In this context, it is interesting to note what may possibly be a reference to this drawing, or one like it, in the manuscript inventory of paintings belonging to the noted 17th century Roman collector Cardinal Scipione Borghese (1577-1633). The inventory, which may be dated to between 1615 and 1630, lists two large framed drawings by Tempesta: ‘Doi disegni chiari oscuri in carta gialla con cornice negra alti 1 2/3 larghi 5 1/4. Tempesta’5 (‘Two drawings in chiaroscuro on dark yellow paper with black frames, height 1 2/3, width 5 1/4, by Tempesta’).

As Eckhard Leuschner has noted, with reference to the present sheet, ‘Among the surviving documentary evidence of Scipione Borghese's Tempesta acquisitions, the Doi disegni oscuri chiari con cornice in carta gialla negra are especially interesting.

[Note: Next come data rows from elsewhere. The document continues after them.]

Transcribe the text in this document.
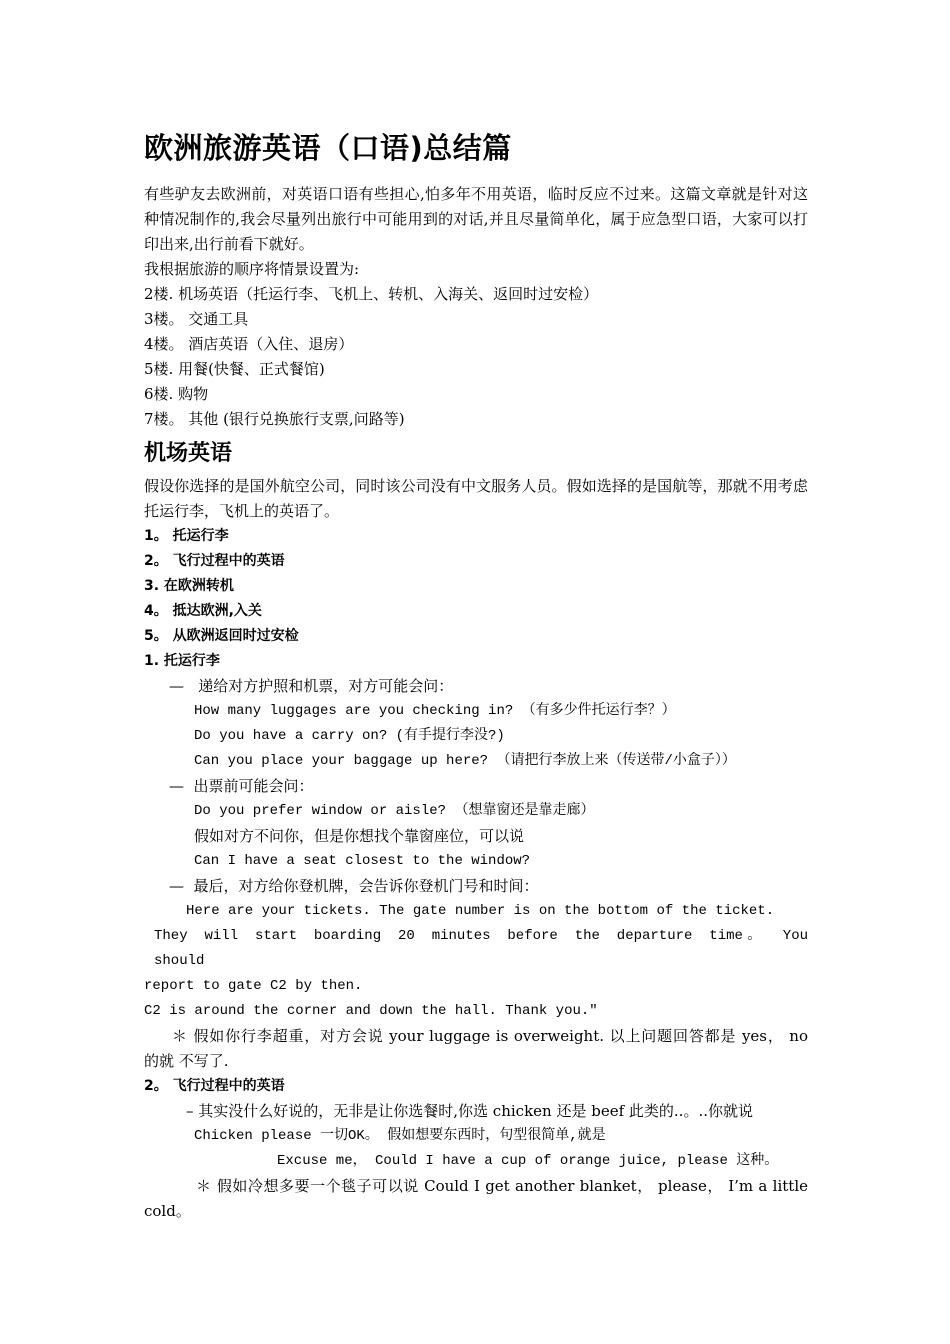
欧洲旅游英语（口语)总结篇

有些驴友去欧洲前，对英语口语有些担心,怕多年不用英语，临时反应不过来。这篇文章就是针对这种情况制作的,我会尽量列出旅行中可能用到的对话,并且尽量简单化，属于应急型口语，大家可以打印出来,出行前看下就好。

我根据旅游的顺序将情景设置为:

2楼. 机场英语（托运行李、飞机上、转机、入海关、返回时过安检）

3楼。 交通工具

4楼。 酒店英语（入住、退房）

5楼. 用餐(快餐、正式餐馆)

6楼. 购物

7楼。 其他 (银行兑换旅行支票,问路等)

机场英语

假设你选择的是国外航空公司，同时该公司没有中文服务人员。假如选择的是国航等，那就不用考虑托运行李，飞机上的英语了。

1。 托运行李

2。 飞行过程中的英语

3. 在欧洲转机

4。 抵达欧洲,入关

5。 从欧洲返回时过安检

1. 托运行李

—   递给对方护照和机票，对方可能会问：

How many luggages are you checking in? （有多少件托运行李？）

Do you have a carry on? (有手提行李没?)

Can you place your baggage up here? （请把行李放上来（传送带/小盒子））

—  出票前可能会问：

Do you prefer window or aisle? （想靠窗还是靠走廊）

假如对方不问你，但是你想找个靠窗座位，可以说

Can I have a seat closest to the window?

—  最后，对方给你登机牌，会告诉你登机门号和时间：

Here are your tickets. The gate number is on the bottom of the ticket.

They will start boarding 20 minutes before the departure time。 You should

report to gate C2 by then.

C2 is around the corner and down the hall. Thank you."

＊ 假如你行李超重，对方会说 your luggage is overweight. 以上问题回答都是 yes， no

的就 不写了.

2。 飞行过程中的英语

– 其实没什么好说的，无非是让你选餐时,你选 chicken 还是 beef 此类的..。..你就说

Chicken please 一切OK。 假如想要东西时，句型很简单,就是

Excuse me， Could I have a cup of orange juice, please 这种。

＊ 假如冷想多要一个毯子可以说 Could I get another blanket， please， I’m a little

cold。
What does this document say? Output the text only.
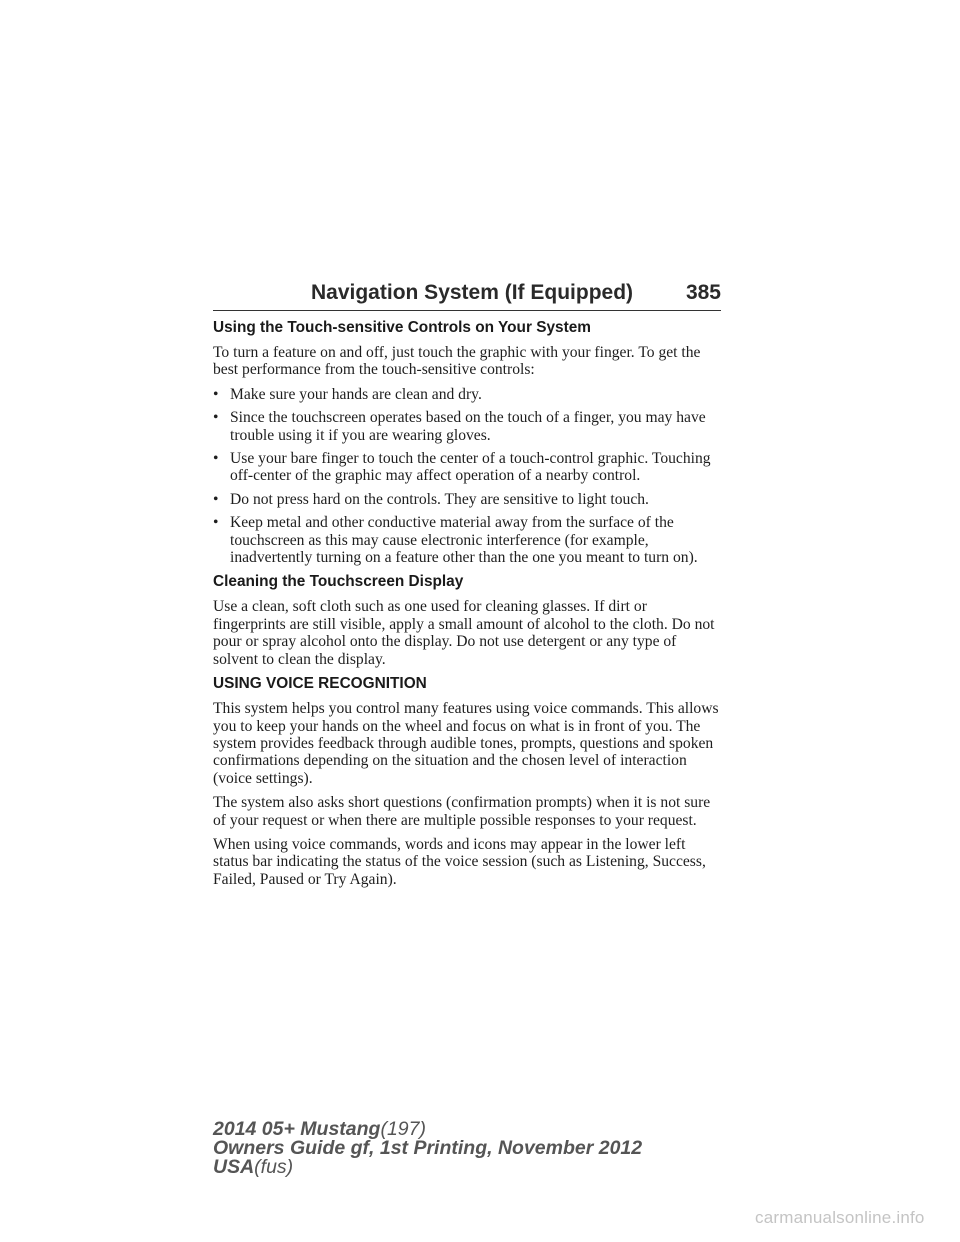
Navigation System (If Equipped)	385
Using the Touch-sensitive Controls on Your System

To turn a feature on and off, just touch the graphic with your finger. To get the best performance from the touch-sensitive controls:

• Make sure your hands are clean and dry.
• Since the touchscreen operates based on the touch of a finger, you may have trouble using it if you are wearing gloves.
• Use your bare finger to touch the center of a touch-control graphic. Touching off-center of the graphic may affect operation of a nearby control.
• Do not press hard on the controls. They are sensitive to light touch.
• Keep metal and other conductive material away from the surface of the touchscreen as this may cause electronic interference (for example, inadvertently turning on a feature other than the one you meant to turn on).
Cleaning the Touchscreen Display

Use a clean, soft cloth such as one used for cleaning glasses. If dirt or fingerprints are still visible, apply a small amount of alcohol to the cloth. Do not pour or spray alcohol onto the display. Do not use detergent or any type of solvent to clean the display.

USING VOICE RECOGNITION

This system helps you control many features using voice commands. This allows you to keep your hands on the wheel and focus on what is in front of you. The system provides feedback through audible tones, prompts, questions and spoken confirmations depending on the situation and the chosen level of interaction (voice settings).

The system also asks short questions (confirmation prompts) when it is not sure of your request or when there are multiple possible responses to your request.

When using voice commands, words and icons may appear in the lower left status bar indicating the status of the voice session (such as Listening, Success, Failed, Paused or Try Again).

2014 05+ Mustang(197)
Owners Guide gf, 1st Printing, November 2012
USA(fus)
carmanualsonline.info
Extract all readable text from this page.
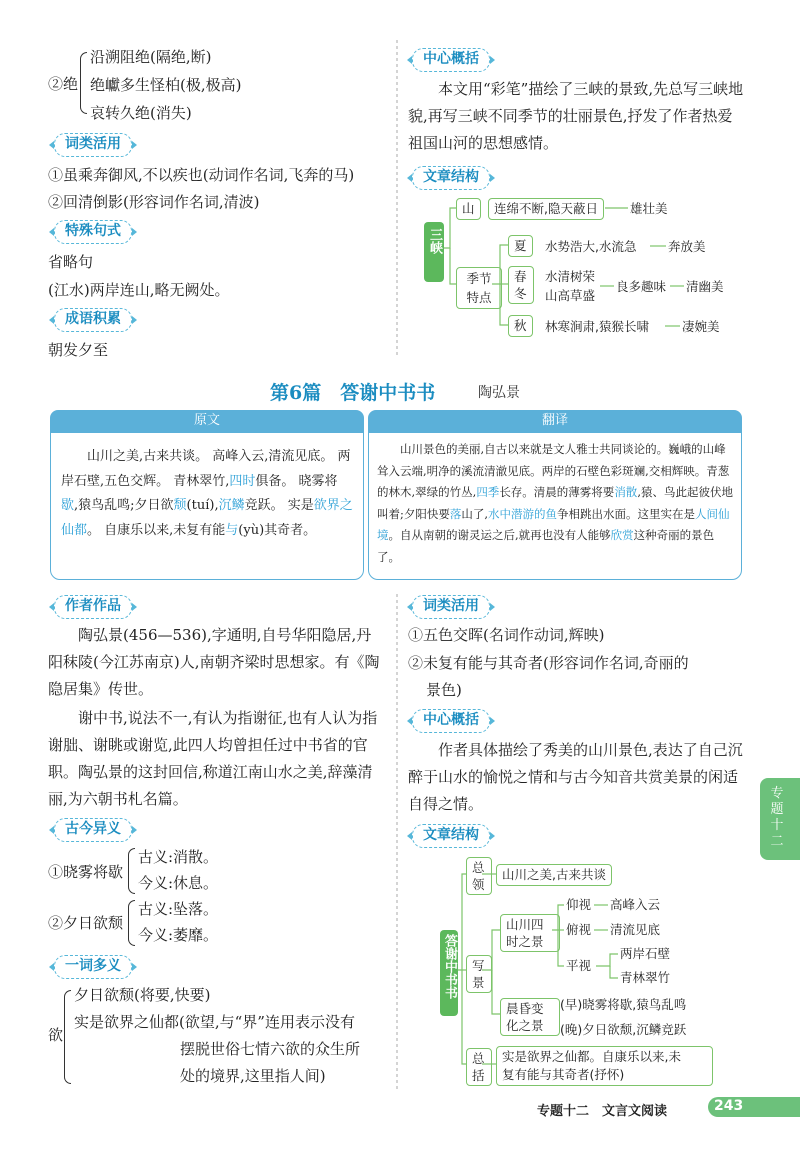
②绝
沿溯阻绝(隔绝,断)
绝巘多生怪柏(极,极高)
哀转久绝(消失)
词类活用
①虽乘奔御风,不以疾也(动词作名词,飞奔的马)
②回清倒影(形容词作名词,清波)
特殊句式
省略句
(江水)两岸连山,略无阙处。
成语积累
朝发夕至
中心概括
本文用“彩笔”描绘了三峡的景致,先总写三峡地貌,再写三峡不同季节的壮丽景色,抒发了作者热爱祖国山河的思想感情。
文章结构
三峡
山	连绵不断,隐天蔽日	雄壮美
季节特点
夏	水势浩大,水流急	奔放美
春冬
水清树荣
山高草盛
良多趣味 清幽美
秋	林寒涧肃,猿猴长啸	凄婉美
第6篇　答谢中书书	陶弘景
原文
山川之美,古来共谈。 高峰入云,清流见底。 两岸石壁,五色交辉。 青林翠竹,四时俱备。 晓雾将歇,猿鸟乱鸣;夕日欲颓(tuí),沉鳞竞跃。 实是欲界之仙都。 自康乐以来,未复有能与(yù)其奇者。
翻译
山川景色的美丽,自古以来就是文人雅士共同谈论的。巍峨的山峰耸入云端,明净的溪流清澈见底。两岸的石壁色彩斑斓,交相辉映。青葱的林木,翠绿的竹丛,四季长存。清晨的薄雾将要消散,猿、鸟此起彼伏地叫着;夕阳快要落山了,水中潜游的鱼争相跳出水面。这里实在是人间仙境。自从南朝的谢灵运之后,就再也没有人能够欣赏这种奇丽的景色了。
作者作品
陶弘景(456—536),字通明,自号华阳隐居,丹阳秣陵(今江苏南京)人,南朝齐梁时思想家。有《陶隐居集》传世。
谢中书,说法不一,有认为指谢征,也有人认为指谢朏、谢眺或谢览,此四人均曾担任过中书省的官职。陶弘景的这封回信,称道江南山水之美,辞藻清丽,为六朝书札名篇。
古今异义
①晓雾将歇
古义:消散。
今义:休息。
②夕日欲颓
古义:坠落。
今义:萎靡。
一词多义
欲
夕日欲颓(将要,快要)
实是欲界之仙都(欲望,与“界”连用表示没有
摆脱世俗七情六欲的众生所
处的境界,这里指人间)
词类活用
①五色交晖(名词作动词,辉映)
②未复有能与其奇者(形容词作名词,奇丽的
景色)
中心概括
作者具体描绘了秀美的山川景色,表达了自己沉醉于山水的愉悦之情和与古今知音共赏美景的闲适自得之情。
文章结构
答谢中书书
总领
山川之美,古来共谈
写景
山川四时之景
仰视 高峰入云
俯视 清流见底
平视
两岸石壁
青林翠竹
晨昏变化之景
(早)晓雾将歇,猿鸟乱鸣
(晚)夕日欲颓,沉鳞竞跃
总括
实是欲界之仙都。自康乐以来,未
复有能与其奇者(抒怀)
专题十二
专题十二　文言文阅读	243
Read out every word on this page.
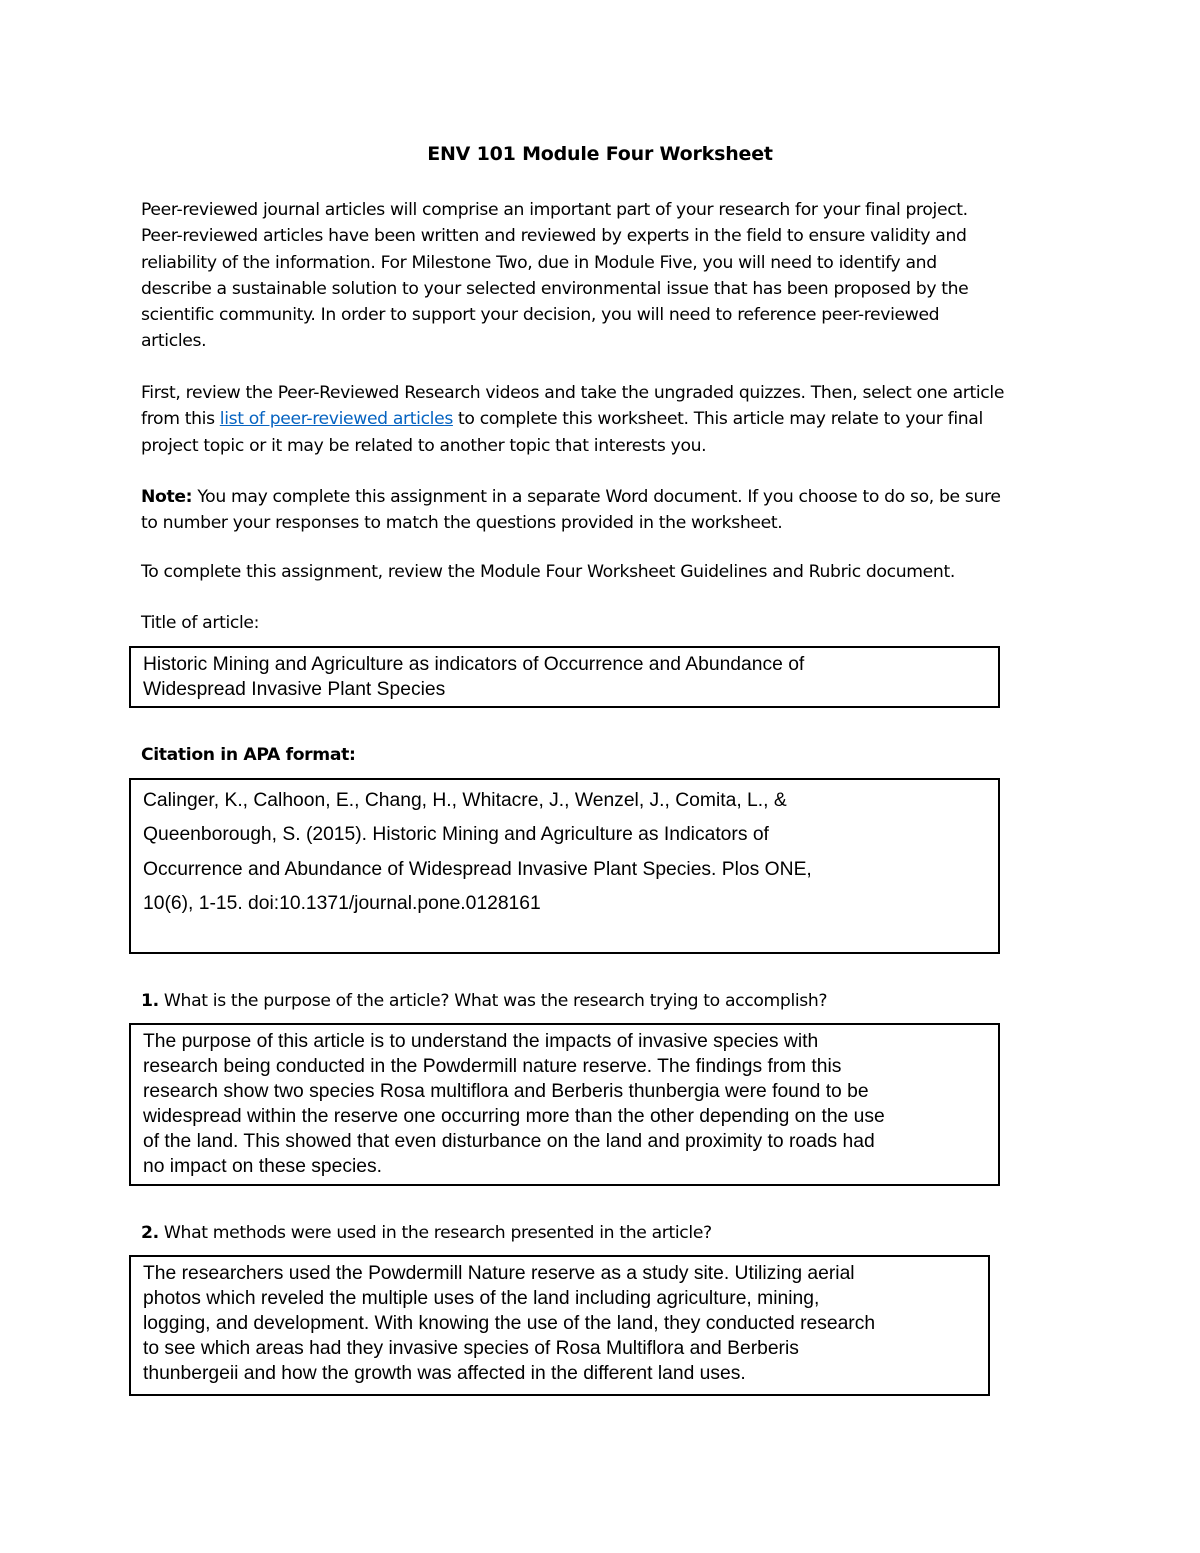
ENV 101 Module Four Worksheet
Peer-reviewed journal articles will comprise an important part of your research for your final project.
Peer-reviewed articles have been written and reviewed by experts in the field to ensure validity and
reliability of the information. For Milestone Two, due in Module Five, you will need to identify and
describe a sustainable solution to your selected environmental issue that has been proposed by the
scientific community. In order to support your decision, you will need to reference peer-reviewed
articles.
First, review the Peer-Reviewed Research videos and take the ungraded quizzes. Then, select one article
from this list of peer-reviewed articles to complete this worksheet. This article may relate to your final
project topic or it may be related to another topic that interests you.
Note: You may complete this assignment in a separate Word document. If you choose to do so, be sure
to number your responses to match the questions provided in the worksheet.
To complete this assignment, review the Module Four Worksheet Guidelines and Rubric document.
Title of article:
Historic Mining and Agriculture as indicators of Occurrence and Abundance of
Widespread Invasive Plant Species
Citation in APA format:
Calinger, K., Calhoon, E., Chang, H., Whitacre, J., Wenzel, J., Comita, L., &
Queenborough, S. (2015). Historic Mining and Agriculture as Indicators of
Occurrence and Abundance of Widespread Invasive Plant Species. Plos ONE,
10(6), 1-15. doi:10.1371/journal.pone.0128161
1. What is the purpose of the article? What was the research trying to accomplish?
The purpose of this article is to understand the impacts of invasive species with
research being conducted in the Powdermill nature reserve. The findings from this
research show two species Rosa multiflora and Berberis thunbergia were found to be
widespread within the reserve one occurring more than the other depending on the use
of the land. This showed that even disturbance on the land and proximity to roads had
no impact on these species.
2. What methods were used in the research presented in the article?
The researchers used the Powdermill Nature reserve as a study site. Utilizing aerial
photos which reveled the multiple uses of the land including agriculture, mining,
logging, and development. With knowing the use of the land, they conducted research
to see which areas had they invasive species of Rosa Multiflora and Berberis
thunbergeii and how the growth was affected in the different land uses.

They must have been pictorial drawings by the artist executed on paper, representing, in their monochromatic composition, the antique bas-reliefs he valued. One – albeit damaged – example of Tempesta’s elaborate technique was on the art market some years ago: on brown paper (probably the above-mentioned carta gialla), one can see a line of mounted soldiers in ‘antique’ armour in the foreground, moving from a small hill towards a battle in the middle and far distance. In its composition the drawing is reminiscent of the etchings of the Alexander series, but this is not a rapid sketch but a highly elaborate drawing by Tempesta. The drawing is not only executed with brown washes and white heightening, but also has various accents in gold, which gives it the impression of something precious, which must have appealed to a collector like Scipione Borghese, who was obsessed with art treasures and kunstkammer objects.’

While this impressive Battle Scene may not be definitively identifiable as one of the two large framed drawings by Antonio Tempesta in the Borghese collection, the mention of such sizeable and highly finished drawings in one of the most prominent Roman collections would suggest that the artist must have occasionally produced such elaborate works as this for sale to prominent collectors and connoisseurs.

Possibly Cardinal Scipione Borghese, Rome
Part of a collection of drawings formed in Tuscany in the 18th century
Comte Eugène d’Oultremont, Chateau de Presles, Aiseau-Presle, Belgium, and thence by descent until 1986
Anonymous sale (‘The Property of a Nobleman’), London, Christie’s, 1 July 1986, lot 56
Hazlitt, Gooden & Fox, London
Anonymous sale, New York, Sotheby’s, 8 January 1991, lot 108
Private collection, France, until 2011.

Eckhard Leuschner, Antonio Tempesta: Ein Bahnbrecher des römischen Barock und seine europäische Wirkung, Petersberg, 2005, pp.489-490, fig.14.19.